I looked beyond the knoll to tombstones that had tall grass creeping up around them, some of which was so high it covered the names of the deceased. “Probably members of the church. They do stuff like that.”

Travis nodded. “Prob’ly.” He got up and looked around, then walked toward the stream to a mound of grass trimmings, weeds, and branches that someone had gathered and piled neatly at the water’s edge. “Kind of nice down here, huh? Real peaceful.”

I concurred. Travis kicked around at the pile of trimmings, then jerked his head up and scanned the area, like a nervous camper that had just heard a noise in the night. He asked, “This little garden is the only spot in this part of the cemetery that’s been maintained, isn’t it?”

“Looks like it,” I said.

“Then these trimmings had to come from around my mom’s monument.”

“Yeah.
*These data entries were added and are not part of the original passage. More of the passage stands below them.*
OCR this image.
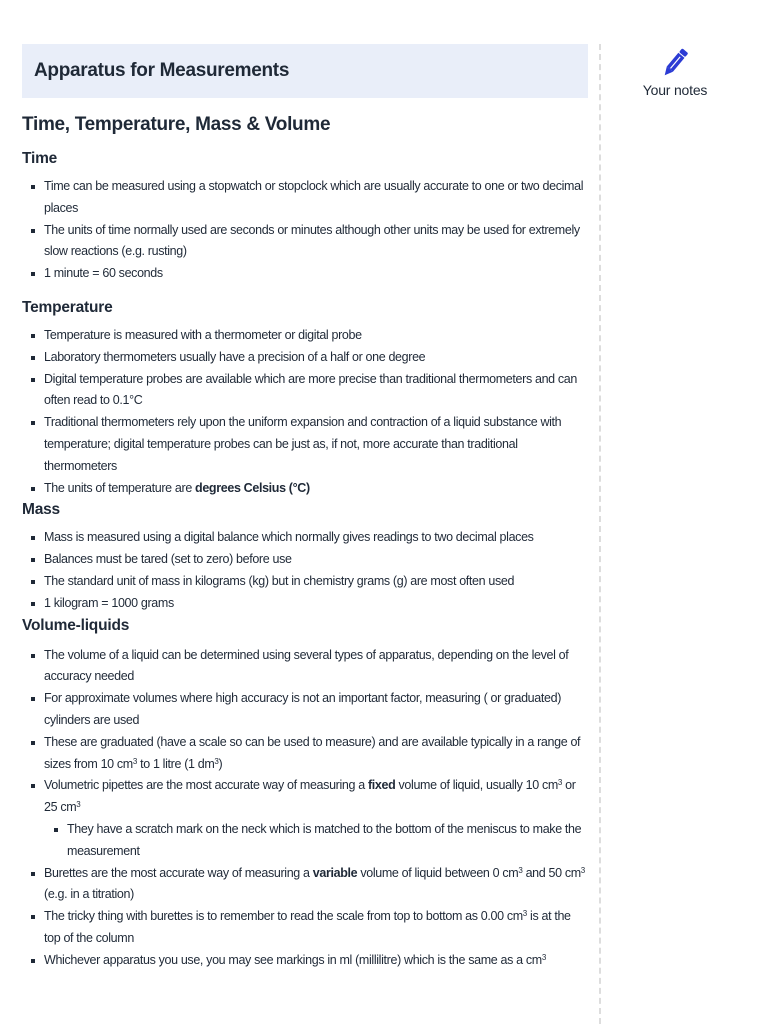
Apparatus for Measurements
Time, Temperature, Mass & Volume
Time
Time can be measured using a stopwatch or stopclock which are usually accurate to one or two decimal places
The units of time normally used are seconds or minutes although other units may be used for extremely slow reactions (e.g. rusting)
1 minute = 60 seconds
Temperature
Temperature is measured with a thermometer or digital probe
Laboratory thermometers usually have a precision of a half or one degree
Digital temperature probes are available which are more precise than traditional thermometers and can often read to 0.1°C
Traditional thermometers rely upon the uniform expansion and contraction of a liquid substance with temperature; digital temperature probes can be just as, if not, more accurate than traditional thermometers
The units of temperature are degrees Celsius (°C)
Mass
Mass is measured using a digital balance which normally gives readings to two decimal places
Balances must be tared (set to zero) before use
The standard unit of mass in kilograms (kg) but in chemistry grams (g) are most often used
1 kilogram = 1000 grams
Volume-liquids
The volume of a liquid can be determined using several types of apparatus, depending on the level of accuracy needed
For approximate volumes where high accuracy is not an important factor, measuring ( or graduated) cylinders are used
These are graduated (have a scale so can be used to measure) and are available typically in a range of sizes from 10 $cm^3$ to 1 litre (1 $dm^3$)
Volumetric pipettes are the most accurate way of measuring a fixed volume of liquid, usually 10 $cm^3$ or 25 $cm^3$
They have a scratch mark on the neck which is matched to the bottom of the meniscus to make the measurement
Burettes are the most accurate way of measuring a variable volume of liquid between 0 $cm^3$ and 50 $cm^3$ (e.g. in a titration)
The tricky thing with burettes is to remember to read the scale from top to bottom as 0.00 $cm^3$ is at the top of the column
Whichever apparatus you use, you may see markings in ml (millilitre) which is the same as a $cm^3$
Your notes
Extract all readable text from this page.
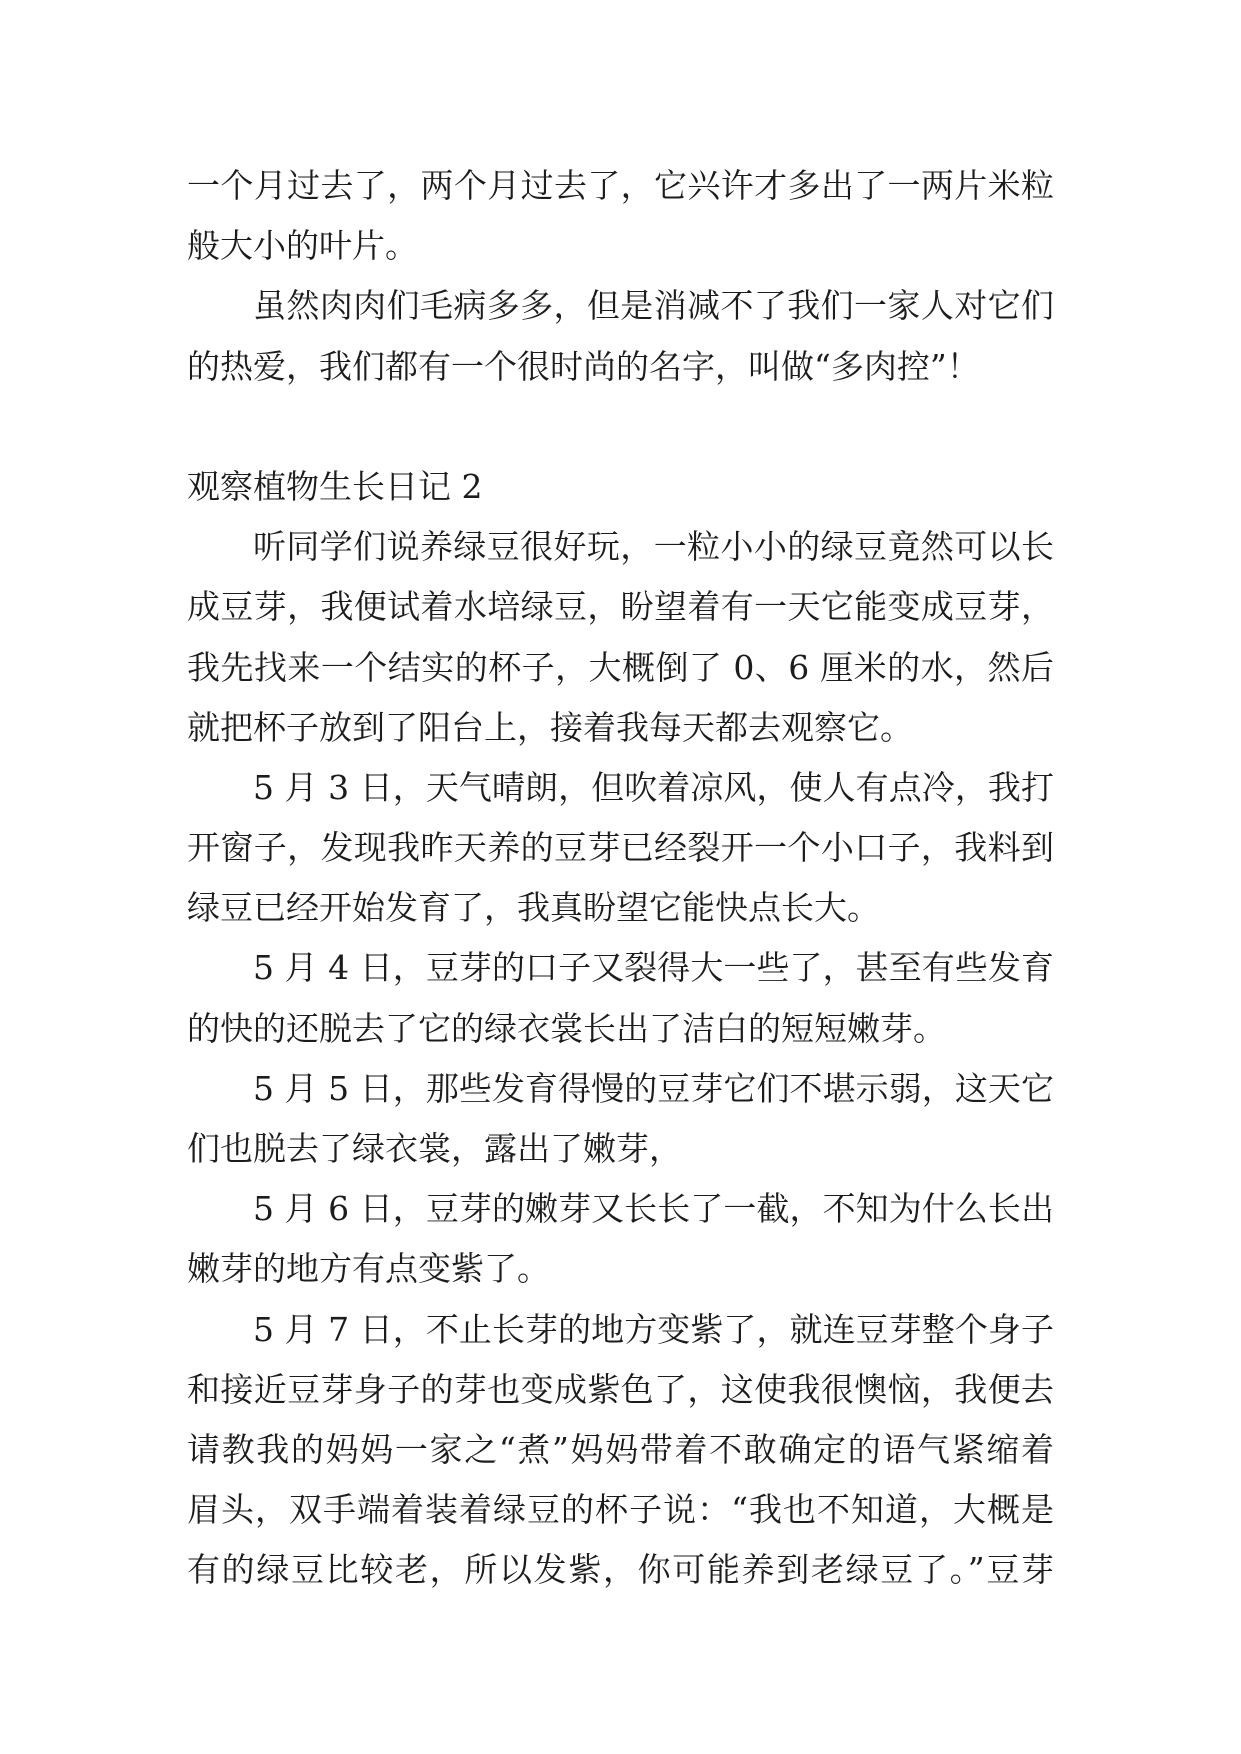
一个月过去了，两个月过去了，它兴许才多出了一两片米粒
般大小的叶片。
虽然肉肉们毛病多多，但是消减不了我们一家人对它们
的热爱，我们都有一个很时尚的名字，叫做“多肉控”！
观察植物生长日记 2
听同学们说养绿豆很好玩，一粒小小的绿豆竟然可以长
成豆芽，我便试着水培绿豆，盼望着有一天它能变成豆芽，
我先找来一个结实的杯子，大概倒了 0、6 厘米的水，然后
就把杯子放到了阳台上，接着我每天都去观察它。
5 月 3 日，天气晴朗，但吹着凉风，使人有点冷，我打
开窗子，发现我昨天养的豆芽已经裂开一个小口子，我料到
绿豆已经开始发育了，我真盼望它能快点长大。
5 月 4 日，豆芽的口子又裂得大一些了，甚至有些发育
的快的还脱去了它的绿衣裳长出了洁白的短短嫩芽。
5 月 5 日，那些发育得慢的豆芽它们不堪示弱，这天它
们也脱去了绿衣裳，露出了嫩芽，
5 月 6 日，豆芽的嫩芽又长长了一截，不知为什么长出
嫩芽的地方有点变紫了。
5 月 7 日，不止长芽的地方变紫了，就连豆芽整个身子
和接近豆芽身子的芽也变成紫色了，这使我很懊恼，我便去
请教我的妈妈一家之“煮”妈妈带着不敢确定的语气紧缩着
眉头，双手端着装着绿豆的杯子说：“我也不知道，大概是
有的绿豆比较老，所以发紫，你可能养到老绿豆了。”豆芽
So?”

Travis reached into the pile and pulled out a withered bouquet of daisies and lilies. “Then who left these?”

CHAPTER SIX

In that fall of 1967, I was a freshman and an expendable member of a very poor varsity football team. The days of Alex Harmon, when the Blue Devils had been the class of the Big Valley Athletic Conference, seemed a lifetime past. During summer two-a-day practices, I was relegated to the unit that was fondly referred to by one of two endearing terms, “cannon fodder” or “scrimmage bait,” which meant we were draped in gaudy yellow vests, designating us as the opponent, and used as sacrificial lambs against the first string. On this particular day, a torrid August afternoon where the meager breeze served only to lift dust from the practice field to our nostrils, the defensive middle guard on our cannon fodder squad had been taking a tremendous beating and decided to suddenly become ill with a mysterious stomach virus, and I was recruited from my defensive back position to middle guard—all burly 117 pounds of me. Our center was Rex Tate, who wasn’t all that good—like most of our team—but he outweighed me by 110 pounds. Thus, I continued to spend the rest of the afternoon in the defensive backfield because that’s where he kept knocking me, much to the delight of the coaches. It made for a miserable day.

It had been several hours since practice ended, and I was resting on the back porch swing, nursing an orange juice, a bruised body, and a badly battered ego, when I saw Travis heading down the alley toward the house.

“Jeeesus, what happened to you?” he asked.